Half my friends came from National-type schools (SRJK), and half from National schools (SRK). My Chinese friends may have only mixed with other Chinese students when they were in Chinese school, but I didn’t see a similar trend in Secondary school. Our classes were not segregated according to race, and since we had a lot of “class activities” that pitted classes against each other in friendly competitions and battles, “class” was put above “race”.

But as we advanced, this changed a whole lot. Especially after our PMR, so many of the “brighter” Malay students were shipped off to boarding schools. Our classes got separated into Sciences and Arts, where the Science classes invariably had more non-Malays, because most of the Malays opted to go to sekolah asrama.

When I entered Form 6, it was even worse. My class of only 25 students had only 4 Malays. Most of my ex-classmates went off to matriculation.

I had a diverse group of friends when I was younger. My group of friends slowly diminished as I grew older to only include people of the same race. I’m not proud of this, but it is a fact that I have to admit.

Granted, we are shaped from young, and being exposed to people of different races from young is one way of diminishing the effects of racial polarisation. But this is of no use if it is not kept up throughout the years. That Malays get priority to transfer to “better schools”, and that boarding schools are only open to Malays, and that Malays get 90% of the places in Matriculation is not something to be taken lightly. Whatever goodwill that had been fostered during the younger years would have been wiped off by feelings of injustice and inequality.

Vernacular schools cannot be made to take the blame.

My younger sister went to a Chinese primary school. Her secondary friends include many people of diverse races and origins. Her growing up in a school of 99.9% Chinese students did not deter her making friends with others.

My cousin went to a National primary school, on to a National secondary school. Most of his childhood friends were Malay. Now, his group of friends only encompass Chinese. That he was not exposed to the same chances that were awarded to his Malay friends was all that was needed to undo everything.

My friend went to a Chinese primary school, and a National secondary school. Now she is in a college where 99.9% of the students are Malay. Her group of friends expanded from merely mostly Chinese to now a good mix of any race.

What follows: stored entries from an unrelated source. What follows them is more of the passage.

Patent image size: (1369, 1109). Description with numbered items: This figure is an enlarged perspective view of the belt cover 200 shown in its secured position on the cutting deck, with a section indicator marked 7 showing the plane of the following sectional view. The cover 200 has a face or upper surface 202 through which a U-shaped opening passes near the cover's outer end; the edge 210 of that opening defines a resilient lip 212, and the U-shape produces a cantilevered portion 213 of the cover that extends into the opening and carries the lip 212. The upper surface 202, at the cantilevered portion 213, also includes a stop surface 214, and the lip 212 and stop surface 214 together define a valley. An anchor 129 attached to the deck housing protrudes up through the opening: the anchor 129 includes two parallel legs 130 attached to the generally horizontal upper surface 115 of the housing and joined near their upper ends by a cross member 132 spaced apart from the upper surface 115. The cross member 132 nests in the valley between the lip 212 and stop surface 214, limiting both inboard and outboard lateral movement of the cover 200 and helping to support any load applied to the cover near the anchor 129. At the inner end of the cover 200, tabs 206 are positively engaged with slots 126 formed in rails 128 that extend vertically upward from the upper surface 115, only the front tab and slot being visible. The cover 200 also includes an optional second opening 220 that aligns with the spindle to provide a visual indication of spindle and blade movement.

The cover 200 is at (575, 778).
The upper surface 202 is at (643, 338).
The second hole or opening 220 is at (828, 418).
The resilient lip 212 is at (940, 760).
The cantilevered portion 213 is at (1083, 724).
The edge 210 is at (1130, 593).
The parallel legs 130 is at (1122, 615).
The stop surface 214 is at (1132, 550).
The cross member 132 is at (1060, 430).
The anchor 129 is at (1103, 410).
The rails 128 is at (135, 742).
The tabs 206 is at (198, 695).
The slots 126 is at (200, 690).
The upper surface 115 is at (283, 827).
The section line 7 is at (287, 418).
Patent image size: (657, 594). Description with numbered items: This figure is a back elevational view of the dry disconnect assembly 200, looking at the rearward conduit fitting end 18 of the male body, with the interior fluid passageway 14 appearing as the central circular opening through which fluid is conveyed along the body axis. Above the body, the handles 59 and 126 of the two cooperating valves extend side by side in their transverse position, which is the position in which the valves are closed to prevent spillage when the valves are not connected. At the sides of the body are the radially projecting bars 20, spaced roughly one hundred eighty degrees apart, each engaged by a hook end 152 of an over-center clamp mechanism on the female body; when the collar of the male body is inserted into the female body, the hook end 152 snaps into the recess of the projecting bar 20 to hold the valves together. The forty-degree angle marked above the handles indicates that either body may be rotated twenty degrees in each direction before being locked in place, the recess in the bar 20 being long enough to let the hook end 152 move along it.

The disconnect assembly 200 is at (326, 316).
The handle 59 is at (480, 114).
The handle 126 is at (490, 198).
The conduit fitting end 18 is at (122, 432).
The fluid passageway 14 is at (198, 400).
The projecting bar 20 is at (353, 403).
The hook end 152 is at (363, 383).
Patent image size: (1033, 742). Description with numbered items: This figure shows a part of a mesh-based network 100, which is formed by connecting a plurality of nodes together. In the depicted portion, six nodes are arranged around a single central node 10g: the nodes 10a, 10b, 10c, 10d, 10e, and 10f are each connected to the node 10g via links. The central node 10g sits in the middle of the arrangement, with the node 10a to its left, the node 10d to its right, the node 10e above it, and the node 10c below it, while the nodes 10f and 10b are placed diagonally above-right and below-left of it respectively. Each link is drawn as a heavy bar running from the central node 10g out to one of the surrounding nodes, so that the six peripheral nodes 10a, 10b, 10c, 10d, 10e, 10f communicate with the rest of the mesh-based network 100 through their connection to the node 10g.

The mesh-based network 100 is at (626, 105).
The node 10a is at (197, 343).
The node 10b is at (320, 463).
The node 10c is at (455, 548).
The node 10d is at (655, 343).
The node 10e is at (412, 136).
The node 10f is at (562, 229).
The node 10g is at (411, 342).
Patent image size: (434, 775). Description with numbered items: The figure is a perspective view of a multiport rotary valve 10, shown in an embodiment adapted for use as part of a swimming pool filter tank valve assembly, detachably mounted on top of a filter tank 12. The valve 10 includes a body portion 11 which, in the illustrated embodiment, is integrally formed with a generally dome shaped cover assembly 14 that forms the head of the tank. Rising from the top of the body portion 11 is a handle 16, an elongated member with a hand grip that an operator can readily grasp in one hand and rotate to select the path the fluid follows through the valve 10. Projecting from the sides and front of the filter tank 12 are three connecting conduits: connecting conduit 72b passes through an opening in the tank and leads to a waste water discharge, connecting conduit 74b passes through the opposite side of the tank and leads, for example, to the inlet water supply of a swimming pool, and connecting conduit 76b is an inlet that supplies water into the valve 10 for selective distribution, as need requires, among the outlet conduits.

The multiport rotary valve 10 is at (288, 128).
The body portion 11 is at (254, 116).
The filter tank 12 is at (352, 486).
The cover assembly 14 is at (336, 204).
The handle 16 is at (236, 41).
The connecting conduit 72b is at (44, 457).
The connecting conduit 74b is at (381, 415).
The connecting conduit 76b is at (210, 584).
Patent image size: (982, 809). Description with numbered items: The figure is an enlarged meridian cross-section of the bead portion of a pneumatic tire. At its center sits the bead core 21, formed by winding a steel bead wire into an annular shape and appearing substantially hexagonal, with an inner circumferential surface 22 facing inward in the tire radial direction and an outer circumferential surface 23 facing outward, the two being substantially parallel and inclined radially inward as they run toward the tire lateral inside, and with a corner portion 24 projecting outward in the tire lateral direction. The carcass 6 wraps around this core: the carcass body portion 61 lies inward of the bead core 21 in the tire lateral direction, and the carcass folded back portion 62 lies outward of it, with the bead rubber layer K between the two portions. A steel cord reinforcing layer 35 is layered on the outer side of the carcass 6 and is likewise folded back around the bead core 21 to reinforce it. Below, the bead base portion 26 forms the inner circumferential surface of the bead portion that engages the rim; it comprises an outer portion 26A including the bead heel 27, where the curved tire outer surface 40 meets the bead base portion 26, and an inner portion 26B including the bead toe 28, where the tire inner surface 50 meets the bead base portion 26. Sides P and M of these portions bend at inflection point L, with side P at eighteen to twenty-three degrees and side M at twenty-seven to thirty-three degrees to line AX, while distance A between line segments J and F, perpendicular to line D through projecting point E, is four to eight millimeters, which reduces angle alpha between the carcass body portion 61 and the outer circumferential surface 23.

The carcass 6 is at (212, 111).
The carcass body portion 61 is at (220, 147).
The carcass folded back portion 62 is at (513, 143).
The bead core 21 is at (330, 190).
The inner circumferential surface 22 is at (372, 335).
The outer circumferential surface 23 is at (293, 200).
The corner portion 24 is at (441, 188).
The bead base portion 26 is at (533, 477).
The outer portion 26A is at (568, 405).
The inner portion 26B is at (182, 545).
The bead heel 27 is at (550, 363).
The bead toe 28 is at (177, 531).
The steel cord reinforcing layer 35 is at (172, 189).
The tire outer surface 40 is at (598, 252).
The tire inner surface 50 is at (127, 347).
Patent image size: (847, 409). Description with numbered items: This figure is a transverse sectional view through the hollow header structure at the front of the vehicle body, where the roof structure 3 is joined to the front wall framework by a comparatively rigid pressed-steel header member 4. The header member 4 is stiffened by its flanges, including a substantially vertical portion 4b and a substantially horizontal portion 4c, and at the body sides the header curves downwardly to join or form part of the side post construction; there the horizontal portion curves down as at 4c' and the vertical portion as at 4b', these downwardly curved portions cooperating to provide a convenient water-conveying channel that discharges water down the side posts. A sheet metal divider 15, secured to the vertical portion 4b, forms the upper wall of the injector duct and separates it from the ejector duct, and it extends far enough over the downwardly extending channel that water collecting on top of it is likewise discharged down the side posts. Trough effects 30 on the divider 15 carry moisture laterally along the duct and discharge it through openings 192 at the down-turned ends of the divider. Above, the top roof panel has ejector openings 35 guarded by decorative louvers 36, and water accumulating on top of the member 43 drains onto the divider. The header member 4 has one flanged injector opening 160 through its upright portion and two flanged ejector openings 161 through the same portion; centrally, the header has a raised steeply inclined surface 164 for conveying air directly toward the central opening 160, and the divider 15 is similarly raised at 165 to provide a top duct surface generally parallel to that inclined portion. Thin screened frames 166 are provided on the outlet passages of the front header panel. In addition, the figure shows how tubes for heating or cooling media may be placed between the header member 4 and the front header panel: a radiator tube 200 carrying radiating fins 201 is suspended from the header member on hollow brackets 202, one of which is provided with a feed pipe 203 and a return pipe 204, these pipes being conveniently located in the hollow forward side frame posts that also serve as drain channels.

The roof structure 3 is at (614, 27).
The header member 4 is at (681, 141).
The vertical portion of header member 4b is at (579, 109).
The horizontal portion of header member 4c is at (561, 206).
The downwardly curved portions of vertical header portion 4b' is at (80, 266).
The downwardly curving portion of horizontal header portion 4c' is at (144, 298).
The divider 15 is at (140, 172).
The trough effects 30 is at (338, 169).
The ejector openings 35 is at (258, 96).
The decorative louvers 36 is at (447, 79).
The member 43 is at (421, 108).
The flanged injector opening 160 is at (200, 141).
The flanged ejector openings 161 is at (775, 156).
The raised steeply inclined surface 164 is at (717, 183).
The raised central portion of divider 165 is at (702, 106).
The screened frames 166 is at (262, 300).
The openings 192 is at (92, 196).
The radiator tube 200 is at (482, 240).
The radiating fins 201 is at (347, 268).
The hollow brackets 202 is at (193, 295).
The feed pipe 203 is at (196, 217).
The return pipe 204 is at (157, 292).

These may be one-off examples, but we cannot deny these examples their credit. Whether it is because vernacular schools have higher education standards, or National schools are just Malay schools in disguise, ultimately it is how things change as we grow up as well. Like a bridge, it may take years to build, but needs just one stroke to break it down to pieces.

2 Comments on “Effects of vernacular schools”

  1. warrior2 says:

    John was only saying that the chances/tendency of mixing and to mix is greater in public school. It promotes toleration and understanding more, maybe not 100% but will certaintly. When one spends majority of one`s early school life i.e. 5/6 days a week in schools cook up with the same race, one tends to stick/bond with each other more than others.
    But hey, nothing is absolute!
    Points taken. There is of course a lot of credit in what John wrote.

  2. tempatan says:

    No, vernacular schools should not take the blame for the polarisation that already exists in national schools due to government policies. The differences resulting from various policies are only understood better and become stark at secondary schools. In my time, polarisation became evident after SPM but now I hear it occurs earlier. We too had classmates from vernacular schools joining us at Form 1 level.
    From my experience and understanding, parents who send their kids to vernacular schools mostly do so due to their higher standards and achievement levels, not to mention better facilities.